- Created a tool that predicts kudos (a proxy for user interaction) on Strava activities (RMSE: 9.41) to see if it was random or if different attributes impact kudos in different ways.
- Attained over 4000 Strava activities using the Strava API and python.
- Engineered new features using domain knowledge. For example, features encapsulating different run types and times of day were added.
- Performed feature selection using a combination of SHAP values and feature importance.
- Optimized Linear (Lasso), Random Forest, and XGBoost Regressors using Optuna to reach the best model.
- Built an interactive API application using Streamlit, which can be found here. (No longer running due to closure of Heroku free tier)
Strava is a service for tracking human exercise which incorporates social network type features. It is mostly used for cycling and running, with an emphasis on using GPS data. I use Strava a lot as both a social media and to track my training. I've always been curious as to whether Kudos received on activities is inherently random, or if different attributes of that activity (e.g. run pace, or distance) affect Kudos in different ways. If I could build a Kudos prediction model that performed well on unseen data I would know that it isn't random! Also, this model would provide key insights into what different attributes affect kudos the most.
Another motivation behind this project is that there are clear applications of this kind of modeling to a business use cases: for example, investigating how to maximize user interaction on a product.
Python Version: 3.7
Packages: pandas, numpy, sklearn, imblearn, shap, optuna, requests, pickle, seaborn, matplotlib
Requirements: pip install -r requirements.txt
Strava API: https://towardsdatascience.com/using-the-strava-api-and-pandas-to-explore-your-activity-data-d94901d9bfde
SHAP Article: https://towardsdatascience.com/interpretable-machine-learning-with-xgboost-9ec80d148d27
Optuna Hyperparameter Tuning: https://medium.com/subex-ai-labs/efficient-hyperparameter-optimization-for-xgboost-model-using-optuna-3ee9a02566b1
A blog post was written about this project and it was featured on Towards Data Science's editors pick section, it can be found here.

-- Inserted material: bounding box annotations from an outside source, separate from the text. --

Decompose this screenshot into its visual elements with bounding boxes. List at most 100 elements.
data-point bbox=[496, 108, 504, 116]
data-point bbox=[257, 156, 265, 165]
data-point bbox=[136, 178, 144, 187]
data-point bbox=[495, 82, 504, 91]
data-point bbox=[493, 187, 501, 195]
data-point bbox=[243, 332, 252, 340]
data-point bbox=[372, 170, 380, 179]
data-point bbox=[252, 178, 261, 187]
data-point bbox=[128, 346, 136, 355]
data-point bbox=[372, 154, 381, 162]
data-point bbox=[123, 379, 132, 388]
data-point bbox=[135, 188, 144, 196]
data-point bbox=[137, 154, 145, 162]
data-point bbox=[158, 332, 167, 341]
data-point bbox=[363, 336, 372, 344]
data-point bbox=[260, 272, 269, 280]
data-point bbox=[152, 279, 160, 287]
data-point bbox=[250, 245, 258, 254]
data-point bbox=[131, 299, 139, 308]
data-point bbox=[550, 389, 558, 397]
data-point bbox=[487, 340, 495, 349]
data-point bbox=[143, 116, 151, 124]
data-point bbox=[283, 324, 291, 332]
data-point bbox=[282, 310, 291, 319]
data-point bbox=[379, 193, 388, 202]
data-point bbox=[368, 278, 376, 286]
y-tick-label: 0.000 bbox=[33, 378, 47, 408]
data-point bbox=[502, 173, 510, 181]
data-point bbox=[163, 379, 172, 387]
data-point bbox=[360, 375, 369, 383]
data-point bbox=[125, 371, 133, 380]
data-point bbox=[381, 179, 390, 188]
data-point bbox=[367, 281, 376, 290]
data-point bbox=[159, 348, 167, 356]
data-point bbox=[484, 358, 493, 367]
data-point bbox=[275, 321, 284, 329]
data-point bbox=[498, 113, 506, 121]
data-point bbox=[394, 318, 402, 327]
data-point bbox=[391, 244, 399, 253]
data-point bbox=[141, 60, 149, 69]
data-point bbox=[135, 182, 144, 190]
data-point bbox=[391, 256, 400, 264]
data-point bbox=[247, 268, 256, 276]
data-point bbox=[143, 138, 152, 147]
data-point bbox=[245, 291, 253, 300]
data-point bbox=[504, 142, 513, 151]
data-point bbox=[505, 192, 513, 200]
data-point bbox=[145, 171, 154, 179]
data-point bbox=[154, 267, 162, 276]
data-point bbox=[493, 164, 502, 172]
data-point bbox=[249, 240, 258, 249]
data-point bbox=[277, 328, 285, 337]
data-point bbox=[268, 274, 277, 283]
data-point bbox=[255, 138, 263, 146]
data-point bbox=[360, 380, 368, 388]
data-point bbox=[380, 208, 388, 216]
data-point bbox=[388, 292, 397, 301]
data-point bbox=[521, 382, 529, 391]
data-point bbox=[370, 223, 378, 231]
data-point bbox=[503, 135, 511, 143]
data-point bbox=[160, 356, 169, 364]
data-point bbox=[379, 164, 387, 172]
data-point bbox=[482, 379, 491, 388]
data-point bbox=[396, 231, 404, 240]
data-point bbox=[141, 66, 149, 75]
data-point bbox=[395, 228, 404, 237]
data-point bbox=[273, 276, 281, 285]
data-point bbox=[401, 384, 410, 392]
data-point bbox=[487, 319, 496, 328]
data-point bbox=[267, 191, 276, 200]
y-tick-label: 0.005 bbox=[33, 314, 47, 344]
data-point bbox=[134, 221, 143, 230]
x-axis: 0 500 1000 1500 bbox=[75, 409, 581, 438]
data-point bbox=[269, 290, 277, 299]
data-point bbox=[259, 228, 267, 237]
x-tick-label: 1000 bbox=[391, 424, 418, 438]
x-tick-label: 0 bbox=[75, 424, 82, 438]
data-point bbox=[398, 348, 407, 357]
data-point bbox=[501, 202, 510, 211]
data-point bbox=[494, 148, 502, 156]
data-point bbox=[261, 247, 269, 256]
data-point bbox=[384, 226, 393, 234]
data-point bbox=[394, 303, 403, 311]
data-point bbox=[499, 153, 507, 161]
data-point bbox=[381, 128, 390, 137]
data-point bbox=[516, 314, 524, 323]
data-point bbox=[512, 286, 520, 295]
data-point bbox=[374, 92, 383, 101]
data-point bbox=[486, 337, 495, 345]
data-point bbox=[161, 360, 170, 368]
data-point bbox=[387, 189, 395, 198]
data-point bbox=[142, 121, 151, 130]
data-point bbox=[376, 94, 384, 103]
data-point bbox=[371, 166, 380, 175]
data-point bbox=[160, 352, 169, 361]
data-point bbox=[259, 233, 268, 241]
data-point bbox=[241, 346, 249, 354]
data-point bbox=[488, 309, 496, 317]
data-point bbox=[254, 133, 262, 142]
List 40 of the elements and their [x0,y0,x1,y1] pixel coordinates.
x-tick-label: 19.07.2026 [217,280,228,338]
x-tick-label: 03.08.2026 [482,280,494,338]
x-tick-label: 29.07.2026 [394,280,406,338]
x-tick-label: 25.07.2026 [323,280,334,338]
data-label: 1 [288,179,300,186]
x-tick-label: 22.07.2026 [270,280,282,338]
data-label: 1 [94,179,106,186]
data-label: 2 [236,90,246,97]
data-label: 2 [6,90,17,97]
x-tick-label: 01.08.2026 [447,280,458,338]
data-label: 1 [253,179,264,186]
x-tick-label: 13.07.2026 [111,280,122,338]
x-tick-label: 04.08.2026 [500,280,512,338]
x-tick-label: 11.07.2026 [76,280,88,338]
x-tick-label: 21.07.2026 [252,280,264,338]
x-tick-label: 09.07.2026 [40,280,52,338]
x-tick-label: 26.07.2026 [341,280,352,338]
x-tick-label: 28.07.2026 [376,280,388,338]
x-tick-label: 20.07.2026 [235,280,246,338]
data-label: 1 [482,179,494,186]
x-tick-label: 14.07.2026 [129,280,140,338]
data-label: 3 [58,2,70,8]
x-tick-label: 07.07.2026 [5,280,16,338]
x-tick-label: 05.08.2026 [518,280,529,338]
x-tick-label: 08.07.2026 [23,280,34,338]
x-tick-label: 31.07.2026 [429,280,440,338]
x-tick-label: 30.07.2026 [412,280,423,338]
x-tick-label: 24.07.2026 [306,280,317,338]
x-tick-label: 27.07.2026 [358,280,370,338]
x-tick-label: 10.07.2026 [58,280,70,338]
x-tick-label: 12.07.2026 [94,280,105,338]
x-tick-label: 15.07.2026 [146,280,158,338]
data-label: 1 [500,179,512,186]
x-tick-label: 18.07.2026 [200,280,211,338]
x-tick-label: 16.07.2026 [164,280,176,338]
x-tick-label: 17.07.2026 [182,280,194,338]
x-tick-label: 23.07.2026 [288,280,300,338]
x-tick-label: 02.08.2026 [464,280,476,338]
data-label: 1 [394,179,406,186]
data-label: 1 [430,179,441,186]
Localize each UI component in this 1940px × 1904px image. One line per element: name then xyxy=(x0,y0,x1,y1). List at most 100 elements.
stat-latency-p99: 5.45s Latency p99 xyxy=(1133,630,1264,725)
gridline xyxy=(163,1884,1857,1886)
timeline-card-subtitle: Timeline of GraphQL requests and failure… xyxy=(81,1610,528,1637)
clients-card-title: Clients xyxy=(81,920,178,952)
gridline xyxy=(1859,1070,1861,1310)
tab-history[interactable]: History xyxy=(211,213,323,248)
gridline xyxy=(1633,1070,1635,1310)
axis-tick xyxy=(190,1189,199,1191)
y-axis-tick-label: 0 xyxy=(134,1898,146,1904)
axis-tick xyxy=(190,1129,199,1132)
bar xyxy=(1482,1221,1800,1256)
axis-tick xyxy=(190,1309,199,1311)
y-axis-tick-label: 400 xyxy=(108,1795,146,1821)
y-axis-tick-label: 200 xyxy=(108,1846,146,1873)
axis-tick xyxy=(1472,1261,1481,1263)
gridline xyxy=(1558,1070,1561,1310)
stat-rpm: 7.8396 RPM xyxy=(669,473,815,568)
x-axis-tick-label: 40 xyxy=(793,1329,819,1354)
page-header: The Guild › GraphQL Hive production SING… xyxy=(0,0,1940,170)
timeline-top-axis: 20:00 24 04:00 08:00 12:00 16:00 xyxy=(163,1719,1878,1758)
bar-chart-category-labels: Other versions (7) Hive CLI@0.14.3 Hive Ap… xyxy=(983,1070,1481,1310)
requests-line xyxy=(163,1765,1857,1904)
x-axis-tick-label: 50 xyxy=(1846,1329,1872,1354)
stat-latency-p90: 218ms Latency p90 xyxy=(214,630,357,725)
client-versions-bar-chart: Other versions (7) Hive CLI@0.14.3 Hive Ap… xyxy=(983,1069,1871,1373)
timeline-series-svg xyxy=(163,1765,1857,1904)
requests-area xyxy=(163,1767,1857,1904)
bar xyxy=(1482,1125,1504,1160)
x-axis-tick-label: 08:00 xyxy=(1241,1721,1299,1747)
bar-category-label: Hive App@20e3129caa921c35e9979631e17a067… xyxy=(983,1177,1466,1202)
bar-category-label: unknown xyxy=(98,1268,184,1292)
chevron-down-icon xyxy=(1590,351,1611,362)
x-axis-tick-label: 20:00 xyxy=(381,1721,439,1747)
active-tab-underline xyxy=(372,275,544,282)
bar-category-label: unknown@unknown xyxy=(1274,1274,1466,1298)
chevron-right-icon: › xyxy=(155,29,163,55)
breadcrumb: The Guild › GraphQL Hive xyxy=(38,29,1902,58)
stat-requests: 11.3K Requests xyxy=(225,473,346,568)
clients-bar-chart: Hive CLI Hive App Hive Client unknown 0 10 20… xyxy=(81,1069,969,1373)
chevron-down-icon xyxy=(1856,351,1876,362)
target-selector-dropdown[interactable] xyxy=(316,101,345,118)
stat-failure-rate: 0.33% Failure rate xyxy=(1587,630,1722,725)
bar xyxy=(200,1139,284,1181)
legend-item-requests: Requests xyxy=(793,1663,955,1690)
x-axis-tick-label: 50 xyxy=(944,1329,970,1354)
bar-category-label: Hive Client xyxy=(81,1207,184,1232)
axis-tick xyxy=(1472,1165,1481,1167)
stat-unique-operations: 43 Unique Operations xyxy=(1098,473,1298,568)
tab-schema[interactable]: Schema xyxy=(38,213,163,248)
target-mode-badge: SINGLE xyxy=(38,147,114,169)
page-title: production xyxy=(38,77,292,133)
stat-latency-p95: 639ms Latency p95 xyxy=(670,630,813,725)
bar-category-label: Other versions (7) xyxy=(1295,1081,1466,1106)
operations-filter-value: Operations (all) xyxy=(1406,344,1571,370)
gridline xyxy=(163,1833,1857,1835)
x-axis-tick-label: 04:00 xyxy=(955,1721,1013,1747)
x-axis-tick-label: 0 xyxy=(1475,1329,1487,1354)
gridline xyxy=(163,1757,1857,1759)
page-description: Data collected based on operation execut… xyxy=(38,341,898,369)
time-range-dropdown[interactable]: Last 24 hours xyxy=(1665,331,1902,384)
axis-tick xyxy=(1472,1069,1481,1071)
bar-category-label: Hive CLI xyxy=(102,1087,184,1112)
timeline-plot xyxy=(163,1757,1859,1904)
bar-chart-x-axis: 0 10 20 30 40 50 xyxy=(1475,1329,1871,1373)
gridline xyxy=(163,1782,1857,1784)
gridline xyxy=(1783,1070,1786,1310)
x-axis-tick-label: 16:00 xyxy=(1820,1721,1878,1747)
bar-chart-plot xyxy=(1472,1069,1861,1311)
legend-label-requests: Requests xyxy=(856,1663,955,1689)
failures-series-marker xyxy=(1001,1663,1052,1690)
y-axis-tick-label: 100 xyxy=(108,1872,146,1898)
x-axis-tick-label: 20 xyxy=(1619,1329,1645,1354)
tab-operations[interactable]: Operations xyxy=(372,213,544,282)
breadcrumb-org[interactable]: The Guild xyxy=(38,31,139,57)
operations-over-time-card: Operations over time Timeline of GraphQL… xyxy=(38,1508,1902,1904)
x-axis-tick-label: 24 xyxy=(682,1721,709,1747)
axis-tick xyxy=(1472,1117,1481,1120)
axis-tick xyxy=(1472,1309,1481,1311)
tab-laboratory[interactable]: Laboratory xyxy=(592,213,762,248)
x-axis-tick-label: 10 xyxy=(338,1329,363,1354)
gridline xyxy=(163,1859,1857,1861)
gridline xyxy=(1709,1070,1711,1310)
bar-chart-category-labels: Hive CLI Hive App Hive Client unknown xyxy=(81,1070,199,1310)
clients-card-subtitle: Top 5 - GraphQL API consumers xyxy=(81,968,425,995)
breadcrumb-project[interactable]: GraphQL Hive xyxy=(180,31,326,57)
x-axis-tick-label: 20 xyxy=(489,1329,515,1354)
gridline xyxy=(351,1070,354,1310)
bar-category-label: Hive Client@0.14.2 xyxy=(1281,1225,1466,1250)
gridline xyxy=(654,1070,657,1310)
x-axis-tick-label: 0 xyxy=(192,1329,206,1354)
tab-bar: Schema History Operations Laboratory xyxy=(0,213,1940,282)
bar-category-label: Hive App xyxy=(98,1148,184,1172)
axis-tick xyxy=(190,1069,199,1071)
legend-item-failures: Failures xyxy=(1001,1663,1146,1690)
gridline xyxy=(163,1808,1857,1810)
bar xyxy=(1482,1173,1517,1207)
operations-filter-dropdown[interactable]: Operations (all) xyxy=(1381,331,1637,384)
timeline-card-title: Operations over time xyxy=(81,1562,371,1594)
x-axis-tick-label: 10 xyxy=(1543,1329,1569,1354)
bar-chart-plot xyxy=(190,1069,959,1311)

Using Python and the Strava API I was able to automate the data collection stage. For each activity, some of the key attributes extracted are: kudos_count, name, distance, moving_time, total_elevation_gain, workout_type, start_date, location_city, photo_count, ...
Some notable findings include:
- The Kudos received depended heavily on how many followers I had at the time. Unfortunately, there was no way to see how many followers I had at each point in time, therefore I could only use my most recent 1125 activities to train my model as the kudos stayed fairly consistent in this interval.
- It was found that the target variable is skewed right and there are some extreme values above ~100.
- Features such as distance, moving_time, and average_speed_mpk seem to share a similar distribution to the one we have with kudos_count.
- By looking at time distribution between activities, it was found that runs that are quickly followed in succession by other runs tend to receive fewer kudos than runs that were the only activity that day. To add to this, the longest activity of the day tends to receive more kudos than the other runs that day.
After obtaining the data, I needed to clean it up so that it was usable for my model. I made the following changes and created the following variables:
- An 80/20 train/test split was used and as my data contained dates, the most recent 20% of the data became the test set. I then split the training set into 5 folds using Sklearn's StratifiedKFold, Sturge's rule was used to bin the continuous target variable.
- Any missing values in a categorical feature were assigned a new category 'NONE' and missing values in numeric features were imputed using the median. Some heuristic functions were also used to impute systematic missing values.
- Time-based features were added: year, month, day of the week, etc. Other features were also created using specific domain knowledge. I go into depth about this in the corresponding blog post.
- One-hot-encoding was used to encode categorical features and ordinal encoding was used to encode ordinal features. Target encoding was also used for a few categorical features.
In this step, I built a few different candidate models and compared different metrics to determine which was the best model for deployment. Three of those models were:
- Dummy Classifier (simply returns average kudos) - Baseline for the model.
- Lasso Regression - Because of the sparse data from the many categorical variables, I thought a normalized regression like lasso would be effective.
- Random Forest - Again, with the sparsity associated with the data, I thought that this would be a good fit.
- XGBRegressor - Well... this model just always seems to work.
Feature selection was performed using a mix of SHAP values and feature importance from XGB.
Optuna was used to tune all three shortlisted models. In particular, the Tree-structured Parzen Estimator (TPE) was used.
The XGB model far outperformed the other approaches on the test and validation sets.
- XGB Regressor : RMSE = 9.41
- Lasso Regression: RMSE = 10.54
- Random Forest Regressor: RMSE = 10.89
The final XGB model was then trained on the whole training dataset using the hyperparameters found in the Optuna experiment.
SHAP was used to interpret the model and individual predictions. It was found that longer and faster runs recieve more kudos (as they are more impressive?). Workouts also recieve more kudos than easy runs.
In this step, I built a Streamlit app that is hosted publicly using Heroku. The app uses the Strava API to get my most recent activities and makes real-time predictions on them.